12/11/2019 ore 02:30
Terni: i carabinieri arrestano due spacciatori di 20 e 26 anni al parco Rosselli, avevano appena ceduto hashish ad un giovane del posto
Li hanno colti in flagrante mentre consegnavano hashish ad un giovane del posto. Si tratta di due cittadini del Gambia sorpresi a spacciare a all’interno del Parco Rosselli di Terni. I carabinieri in borghese della Compagnia di Terni, hanno notato un ragazzo entrare nel parco per poi avvicinarsi ad una coppia di uomini di colore che stazionava nei pressi di una panchina. I due africani, dopo aver confabulato con il ragazzo, raggiungevano una siepe vicina dalla quale raccoglievano da terra un involucro ed un grosso coltello. Ritornati alla panchina, dopo aver usato il coltello per sezionare il contenuto dell’involucro, cedevano la porzione così ottenuta al ragazzo che in cambio gli consegnava del denaro. Mentre la coppia occultava nuovamente il tutto nella siepe, il ragazzo, uscito dal parco, veniva fermato dai carabinieri. Ai militari il giovane, un 29enne operaio residente a Terni ma di origini campane, consegnava un tocchetto di hashish di circa 7 grammi, ossia ciò che poco prima aveva acquistato per 30euro dai due stranieri. A questo punto i militari provvedevano a bloccare anche i due “pusher” che venivano identificati in un 20enne ed un 26enne i due gambiesi, entrambi clandestini.

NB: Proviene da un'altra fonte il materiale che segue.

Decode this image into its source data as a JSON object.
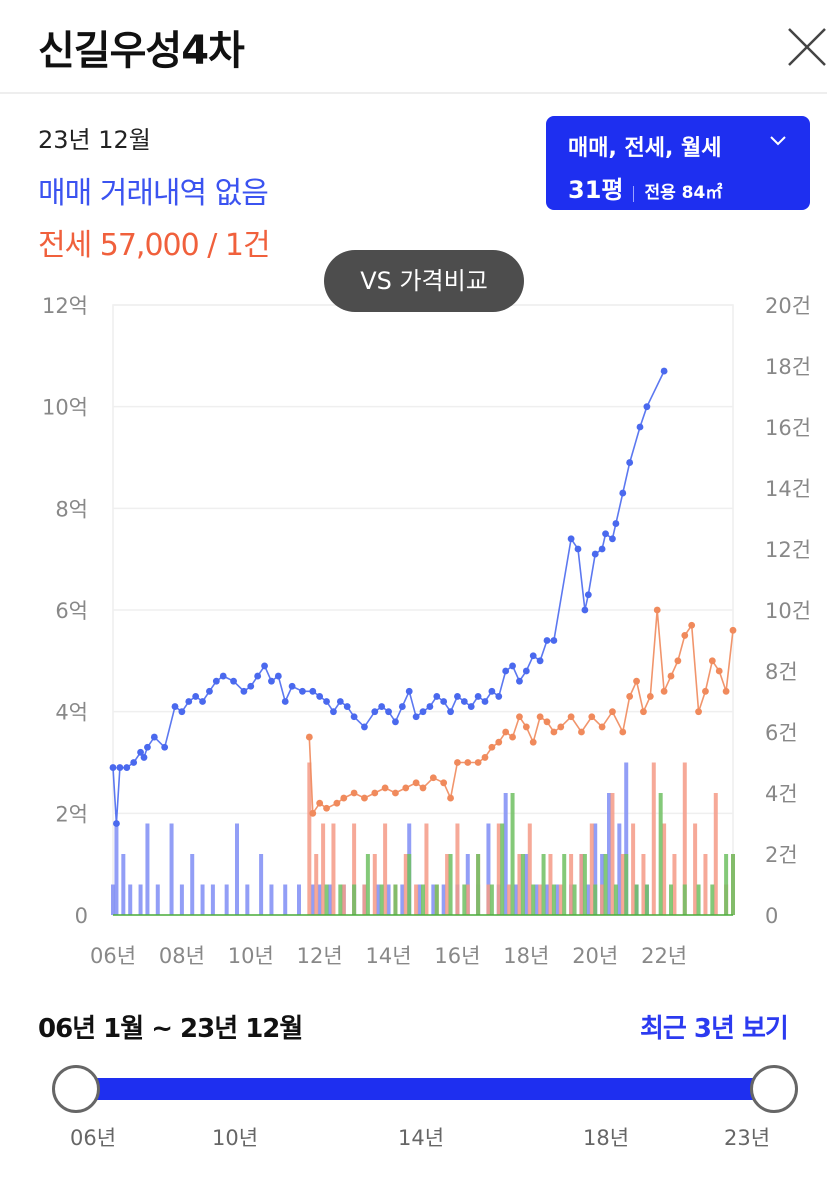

Indosso i due avevano 110euro, mentre nella siepe i carabinieri recuperavano oltre una cinquantina di grammi di hashish ed anche un pò di marijuana, nonché due coltelli di grosse dimensioni, usati evidentemente per il porzionamento dello stupefacente. I due africani venivano tratti in arresto in flagranza di detenzione e spaccio di stupefacenti, nonché per porto abusivo di armi da taglio, mentre l’operaio è stato segnalato alla locale Prefettura quale assuntore di stupefacenti. Gli arrestati, dopo la notte passata presso le camere di sicurezza della caserma dei carabinieri, sono stati accompagnati in Tribunale per l’udienza con rito direttissimo a seguito della quale, convalidato l’arresto, il giudice ne disponeva la custodia in carcere fino alla successiva udienza.